Après trois années de négociations et une dernière session à New York, la convention des Nations Unies sur la cybercriminalité a finalement été approuvée.
Ce nouveau traité, qui pourra entrer en vigueur après avoir été ratifié par 40 États, vise à « combattre plus efficacement la cybercriminalité » et à renforcer la coopération internationale en la matière, en se concentrant notamment sur les images pédopornographiques ou le blanchiment d’argent. Cependant, cette approbation n’est pas sans controverses, en particulier parmi les férus de la technologie et les défenseurs des droits humains.
Pour beaucoup, ce traité est qualifié d’être trop vague et ouvert aux abus. Dr. Qemal Affagnon, responsable de la section Afrique de l’Ouest de l’ONG Internet Sans Frontières, exprime une réaction mitigée. Selon lui, le texte de 39 pages, qui constitue le premier traité de ce genre, soulève plusieurs préoccupations.
« Au-delà de cette volonté affichée, le texte peut être utilisé pour s’en prendre à des personnes ciblées comme des dissidents politiques ou des journalistes critiques envers certains pouvoirs politiques », explique-t-il, tout en partageant l’opinion des grandes entreprises technologiques qui dénoncent un périmètre d’action trop large.

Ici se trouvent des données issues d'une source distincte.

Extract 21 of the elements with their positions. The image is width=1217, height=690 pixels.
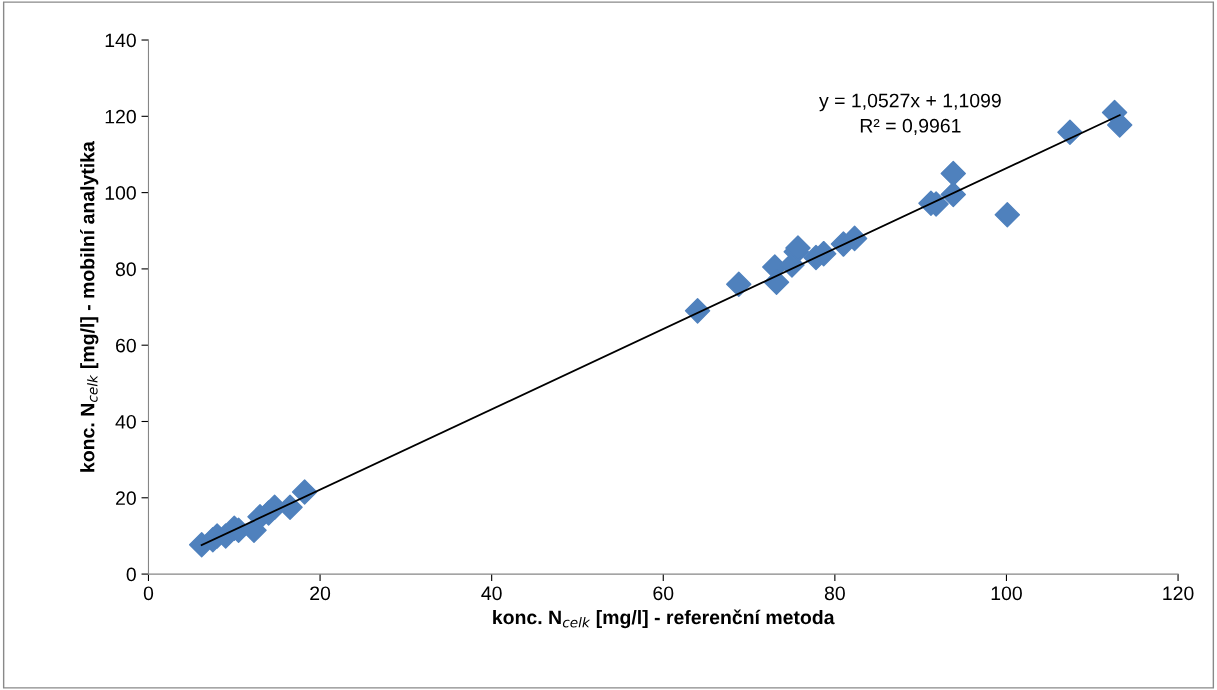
y-tick-label: 120 <box>105 109 136 124</box>
x-tick-label: 0 <box>143 586 154 601</box>
x-tick-label: 20 <box>310 586 331 601</box>
y-tick-label: 40 <box>115 414 136 429</box>
point <box>726 271 752 297</box>
x-tick-label: 80 <box>824 586 845 601</box>
x-tick-label: 120 <box>1163 586 1194 601</box>
y-tick-label: 140 <box>105 33 136 48</box>
y-tick-label: 20 <box>116 491 136 506</box>
y-tick-label: 80 <box>115 262 136 277</box>
y-tick-label: 0 <box>126 567 136 582</box>
y-axis-title: konc. N$_{celk}$ [mg/l] - mobilní analytika <box>80 141 99 472</box>
x-tick-label: 60 <box>653 586 674 601</box>
x-tick-label: 40 <box>481 586 502 601</box>
annotation: y = 1,0527x + 1,1099 R² = 0,9961 <box>819 93 1001 135</box>
x-axis-title: konc. N$_{celk}$ [mg/l] - referenční metoda <box>493 609 835 629</box>
x-tick-label: 100 <box>991 586 1022 601</box>
y-tick-label: 100 <box>105 186 136 200</box>
point <box>994 202 1021 228</box>
point <box>940 160 966 187</box>
y-tick-label: 60 <box>116 338 136 353</box>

Dr. Affagnon est sans équivoque. Il qualifie l’attitude de ces grandes entreprises d’hypocrite. Il souligne que, selon un récent rapport publié par une entreprise informatique, ces grands groupes travaillent régulièrement avec les États. « Je qualifie leurs attitudes d’hypocrites parce que, grâce à ce rapport, ils fournissent des données sur les utilisateurs à des États dans le cadre d’une enquête criminelle ou d’une affaire civile ou administrative.
Or, dans le monde virtuel, les internautes ont des droits réels et concrets, c’est-à-dire le droit à la liberté, le droit à la sécurité, le droit au respect de la vie privée, et le droit à la protection des données personnelles. Avec ces types d’activités qui se développent, cela risque de prendre une autre allure grâce à ce traité, parce qu’ils vont permettre aux États d’enquêter, notamment s’il s’agit d’un crime passible d’emprisonnement selon leur loi nationale, et de solliciter la coopération de notre État pour obtenir certaines preuves. Les risques en termes d’abus, de contrôle, et de surveillance sont énormes. »

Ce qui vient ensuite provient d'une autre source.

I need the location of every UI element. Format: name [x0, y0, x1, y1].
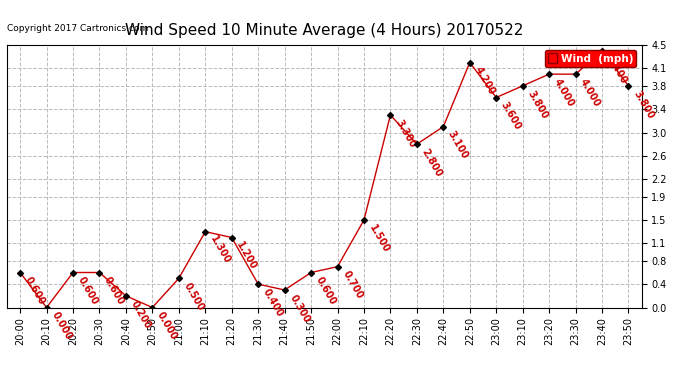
- Text: 1.200: 1.200: [235, 240, 259, 272]
- Text: 3.300: 3.300: [393, 118, 417, 149]
- Text: 4.000: 4.000: [578, 77, 602, 109]
- Text: 0.400: 0.400: [261, 287, 285, 319]
- Text: 0.200: 0.200: [129, 298, 152, 330]
- Text: Copyright 2017 Cartronics.com: Copyright 2017 Cartronics.com: [7, 24, 148, 33]
- Text: 0.600: 0.600: [314, 275, 338, 307]
- Text: 0.500: 0.500: [181, 281, 206, 313]
- Text: 4.400: 4.400: [605, 54, 629, 85]
- Text: 3.600: 3.600: [499, 100, 523, 132]
- Text: 0.600: 0.600: [23, 275, 47, 307]
- Text: 0.000: 0.000: [155, 310, 179, 342]
- Text: 4.200: 4.200: [473, 65, 497, 97]
- Text: 0.600: 0.600: [76, 275, 100, 307]
- Text: 2.800: 2.800: [420, 147, 444, 178]
- Text: 1.500: 1.500: [367, 223, 391, 254]
- Text: 3.800: 3.800: [526, 88, 549, 120]
- Text: 1.300: 1.300: [208, 234, 232, 266]
- Text: 0.700: 0.700: [340, 270, 364, 301]
- Text: 3.100: 3.100: [446, 129, 470, 161]
- Text: 4.000: 4.000: [552, 77, 576, 109]
- Text: 0.300: 0.300: [288, 293, 311, 324]
- Text: 0.000: 0.000: [50, 310, 73, 342]
- Text: Wind Speed 10 Minute Average (4 Hours) 20170522: Wind Speed 10 Minute Average (4 Hours) 2…: [125, 22, 524, 38]
- Text: 3.800: 3.800: [631, 88, 656, 120]
- Text: 0.600: 0.600: [102, 275, 126, 307]
- Legend: Wind  (mph): Wind (mph): [545, 50, 636, 67]
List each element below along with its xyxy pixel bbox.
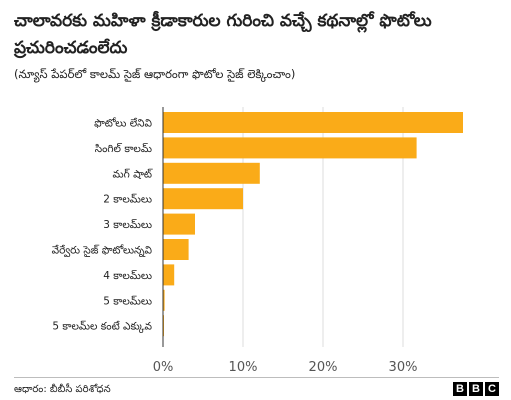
bbc-logo-letter: C [485, 382, 499, 396]
x-tick-label: 20% [309, 360, 338, 375]
bar [163, 137, 417, 159]
category-label: 3 కాలమ్‌లు [103, 219, 152, 231]
bar [163, 289, 165, 311]
bar [163, 213, 195, 235]
footer-divider [14, 377, 499, 378]
category-label: 5 కాలమ్‌ల కంటే ఎక్కువ [52, 321, 152, 334]
bbc-logo-letter: B [453, 382, 467, 396]
x-tick-label: 0% [153, 360, 174, 375]
bar [163, 239, 189, 260]
category-label: వేర్వేరు సైజ్ ఫొటోలున్నవి [52, 244, 153, 258]
x-tick-label: 30% [389, 360, 418, 375]
category-label: 4 కాలమ్‌లు [103, 270, 152, 282]
category-label: 2 కాలమ్‌లు [103, 194, 152, 206]
x-tick-label: 10% [229, 360, 258, 375]
bar [163, 264, 175, 286]
category-label: ఫొటోలు లేనివి [94, 117, 152, 130]
bar [163, 188, 243, 210]
source-note: ఆధారం: బీబీసీ పరిశోధన [14, 384, 111, 395]
bbc-logo: B B C [453, 382, 499, 396]
category-label: సింగిల్ కాలమ్ [95, 143, 152, 155]
bbc-logo-letter: B [469, 382, 483, 396]
page-subtitle: (న్యూస్ పేపర్‌లో కాలమ్ సైజ్ ఆధారంగా ఫొటో… [14, 67, 296, 81]
bar [163, 112, 463, 133]
category-label: మగ్ షాట్ [113, 168, 153, 180]
category-label: 5 కాలమ్‌లు [103, 295, 152, 307]
bar [163, 162, 260, 184]
page-title: చాలావరకు మహిళా క్రీడాకారుల గురించి వచ్చే… [14, 11, 432, 58]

À la question de savoir les défauts majeurs que peut contenir cette convention, M. Affagnon insiste sur l’importance d’un équilibre entre les mesures destinées à lutter contre la cybercriminalité et la protection des droits humains. « Comme je l’ai dit tantôt, le périmètre d’action de ce texte est large et les risques d’abus sont énormes.
Aujourd’hui, on parle beaucoup de cybercriminalité. Au Bénin, par exemple, on a vu l’étendue du phénomène et comment les autorités l’ont pris à bras-le-corps. Toutefois, les résultats restent mitigés. Il est crucial de trouver un bon équilibre en mettant en place des mesures efficaces pour lutter contre la cybercriminalité tout en garantissant la protection des droits humains. »

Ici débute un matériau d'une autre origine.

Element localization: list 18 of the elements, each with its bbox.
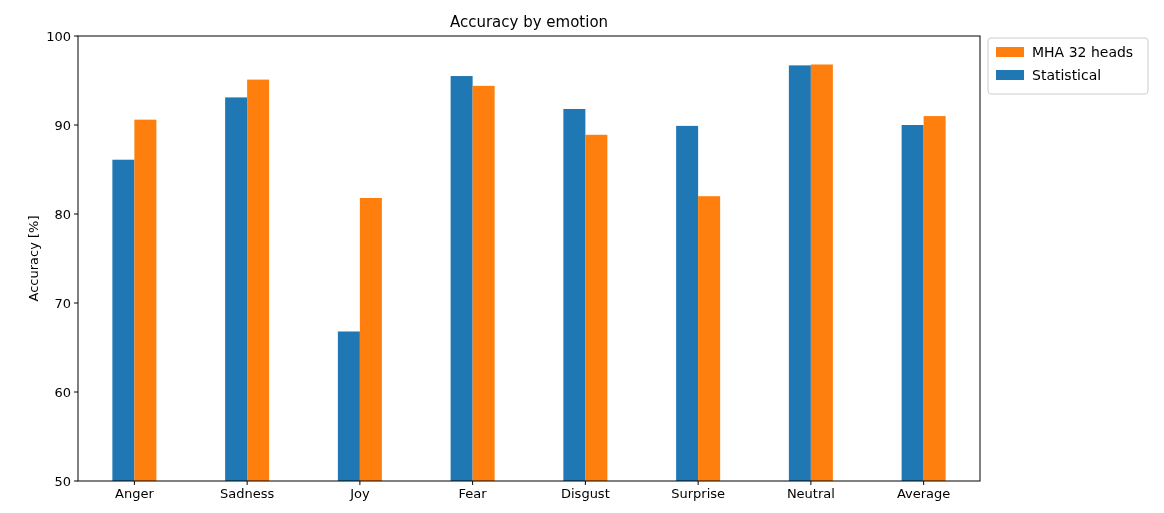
y-tick-label: 90	[54, 117, 71, 133]
y-tick-label: 70	[54, 295, 71, 311]
y-axis-title: Accuracy [%]	[26, 215, 41, 302]
x-tick-label: Anger	[115, 486, 155, 501]
x-tick-label: Sadness	[219, 486, 275, 501]
y-tick-label: 50	[54, 473, 71, 489]
legend-label: MHA 32 heads	[1032, 43, 1134, 60]
y-tick-label: 80	[54, 206, 71, 222]
x-tick-label: Neutral	[786, 486, 835, 501]
x-tick-label: Joy	[349, 486, 370, 501]
x-tick-label: Average	[896, 486, 951, 501]
y-tick-label: 100	[46, 28, 71, 44]
x-tick-label: Surprise	[671, 486, 726, 501]
legend-label: Statistical	[1032, 66, 1102, 83]
chart-title: Accuracy by emotion	[449, 13, 609, 31]
x-tick-label: Disgust	[560, 486, 610, 501]
y-tick-label: 60	[54, 384, 71, 400]
x-tick-label: Fear	[458, 486, 488, 501]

Selon lui, ce traité doit offrir des garanties solides. « Sinon, il risque de servir à mettre en place une sorte de coopération à grande échelle entre certains États répressifs sans aucune garantie pour les droits humains. Ces États pourraient en profiter pour s’attaquer aux voix dissidentes, notamment aux politiques et journalistes critiques qui dérangent les pouvoirs en place. Ces défis sont essentiels, car ce texte a une portée très large. Si aucune stratégie n’est mise en place pour contrer les abus potentiels lors de l’application de ce texte, la question de la cybercriminalité pourrait être utilisée comme un écran de fumée pour mener à bien des activités répressives », précise-t-il.
Quid des droits humains ?
Pour le Dr. Affagnon, les risques sont bien réels. « À l’ère du numérique, la technologie a transformé notre manière de vivre et d’interagir.
Cependant, ces innovations soulèvent d’importantes questions concernant la protection de certains droits fondamentaux », fait-il savoir avant d’ajouter qu’il est essentiel de mettre en place des garde-fous dans un monde de plus en plus connecté. « Les données personnelles sont enregistrées, analysées et utilisées par ces entreprises et gouvernements.
Ce traité pourrait aggraver la situation s’il est appliqué de manière inappropriée. D’où la nécessité de bien réglementer la manière dont les données sont collectées, gérées, et analysées à des fins politiques et mercantiles par les États », conclut-il.